Polizei geht Zeugenhinweisen nach

Im Fachjargon nennt man diese Art des Datendiebstahls „Skimming“. Kenner der Sicherheitsbranche, mit denen das Abendblatt sprach, gehen davon aus, dass die Täter auch in Buchholz eine solche Skimming-Tat verübten. „Bei den Dieben muss es sich um Experten gehandelt haben“, sagt Bernd Schupke, Tresortechniker der Hartmann-Tresore-AG. „Vermutlich kannten die Täter die Schwachstelle der Anlage sehr genau. Wahrscheinlich hatten sie Routine.“

Ob es eine Verbindung zwischen der aktuellen Einbruchserie und den Tätern in Halle gibt, ist unklar. „Wir schauen uns gleich gelagerte Fälle im gesamten Bundesgebiet an“, sagt Kommissar Krüger. Es gebe Zeugenhinweise, denen gehe die Polizei nach. Kunden bewegt indes die Frage, wer für die Schäden haftet.„Es wundert mich, dass die Sparkasse modernisiert wurde und sowas passieren kann“, sagt Manfred Hermanns. Sein Bankfach in Buchholz blieb zum Glück verschont. Er findet, die Sparkasse müsse dennoch etwas ändern. Kunde Jochen König teilt die Meinung: Ein „guter Freund“ habe sein Erspartes für den Traum vom eigenen Boot im Schließfach gelagert – und verloren. „Alle Leute, die geschädigt sind, sollten entschädigt werden.“

In Hannover werden Bankfächer im Beisein von Polizisten geöffnet

Rechtsanwalt Michael Oehlrich aus Tostedt vertritt Geschädigte des Einbruchs in Buchholz. „Dass Diebe die Filiale über zwei Tage hinweg viele Male unbemerkt betreten haben, ist schon bemerkenswert“, sagt er.

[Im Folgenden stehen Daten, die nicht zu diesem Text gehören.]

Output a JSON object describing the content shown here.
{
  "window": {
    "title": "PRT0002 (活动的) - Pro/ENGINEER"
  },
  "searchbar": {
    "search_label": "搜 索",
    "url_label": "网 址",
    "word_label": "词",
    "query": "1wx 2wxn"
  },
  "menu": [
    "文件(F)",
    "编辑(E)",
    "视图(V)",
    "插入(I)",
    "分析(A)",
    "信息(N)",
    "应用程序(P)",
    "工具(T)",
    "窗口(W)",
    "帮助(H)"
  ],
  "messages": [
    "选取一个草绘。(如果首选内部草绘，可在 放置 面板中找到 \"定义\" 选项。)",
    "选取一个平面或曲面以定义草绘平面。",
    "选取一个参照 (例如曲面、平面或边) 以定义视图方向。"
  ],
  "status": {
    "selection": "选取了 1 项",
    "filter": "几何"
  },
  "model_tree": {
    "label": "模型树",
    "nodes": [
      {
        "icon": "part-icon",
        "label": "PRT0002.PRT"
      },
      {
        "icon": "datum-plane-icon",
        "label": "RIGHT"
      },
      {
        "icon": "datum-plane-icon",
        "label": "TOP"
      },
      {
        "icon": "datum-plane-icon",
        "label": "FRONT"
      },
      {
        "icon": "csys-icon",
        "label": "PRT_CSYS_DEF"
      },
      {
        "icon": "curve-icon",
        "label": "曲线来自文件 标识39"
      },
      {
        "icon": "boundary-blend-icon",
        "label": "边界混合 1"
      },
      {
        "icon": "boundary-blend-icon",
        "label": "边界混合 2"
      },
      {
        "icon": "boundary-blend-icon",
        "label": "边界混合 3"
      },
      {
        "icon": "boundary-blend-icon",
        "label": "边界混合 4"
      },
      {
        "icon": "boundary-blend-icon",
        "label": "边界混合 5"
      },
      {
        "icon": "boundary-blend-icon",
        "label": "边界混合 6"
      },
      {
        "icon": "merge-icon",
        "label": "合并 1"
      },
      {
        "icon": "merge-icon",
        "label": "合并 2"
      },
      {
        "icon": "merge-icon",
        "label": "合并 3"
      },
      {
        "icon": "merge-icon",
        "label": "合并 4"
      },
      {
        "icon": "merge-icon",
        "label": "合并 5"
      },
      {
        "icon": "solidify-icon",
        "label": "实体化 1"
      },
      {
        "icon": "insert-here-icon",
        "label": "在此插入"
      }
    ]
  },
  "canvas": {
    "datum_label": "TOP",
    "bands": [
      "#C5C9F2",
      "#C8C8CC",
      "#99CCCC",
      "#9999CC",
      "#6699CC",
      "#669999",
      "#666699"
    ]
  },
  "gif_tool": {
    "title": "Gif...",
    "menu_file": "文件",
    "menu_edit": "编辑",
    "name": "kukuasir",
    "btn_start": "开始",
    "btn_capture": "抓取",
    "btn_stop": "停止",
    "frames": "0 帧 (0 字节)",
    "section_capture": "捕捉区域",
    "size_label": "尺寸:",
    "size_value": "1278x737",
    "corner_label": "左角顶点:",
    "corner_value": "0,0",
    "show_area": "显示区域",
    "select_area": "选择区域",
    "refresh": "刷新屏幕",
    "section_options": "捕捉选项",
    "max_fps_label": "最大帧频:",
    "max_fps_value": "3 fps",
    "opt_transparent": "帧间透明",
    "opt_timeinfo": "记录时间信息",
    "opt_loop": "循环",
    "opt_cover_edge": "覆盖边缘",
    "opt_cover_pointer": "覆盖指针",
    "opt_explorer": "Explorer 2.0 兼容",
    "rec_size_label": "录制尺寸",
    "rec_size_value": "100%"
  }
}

Ähnliche Einbrüche hätten schon einmal stattgefunden, die Schwachstellen seien also bekannt – was Sicherheitsexperten aus der Tresor-Branche dem Abendblatt bestätigten. „Da muss man sich schon die Frage stellen, ob seitens der Banken zu wenig getan wurde, um die Mängel zu beheben“, so der Rechtsanwalt. Hat die Sparkasse gegen ihre Sorgfaltspflicht verstoßen? „Ob der Schließfachhersteller oder die Sparkasse verantwortlich für die Sicherheitslücke ist, muss geklärt werden.“

In Hannover und in Buchholz ist man nach den Vorfällen dazu übergangen, Kunden nur zu den Öffnungszeiten und nach Identitätsüberprüfung durch einen Mitarbeiter bis zur Wertkassette zu begleiten. In Hannover werden Bankfächer von Kunden im Beisein von Polizeibeamten geöffnet. „Um zu überprüfen, ob es noch mehr Geschädigte gibt“, sagt Polizeisprecherin Antje Heilmann. „Einzelzutritt wird nicht mehr gewährt“, ergänzt Stefan Becker, Sprecher der Sparkasse Hannover. Über weitere Konsequenzen werde nachgedacht.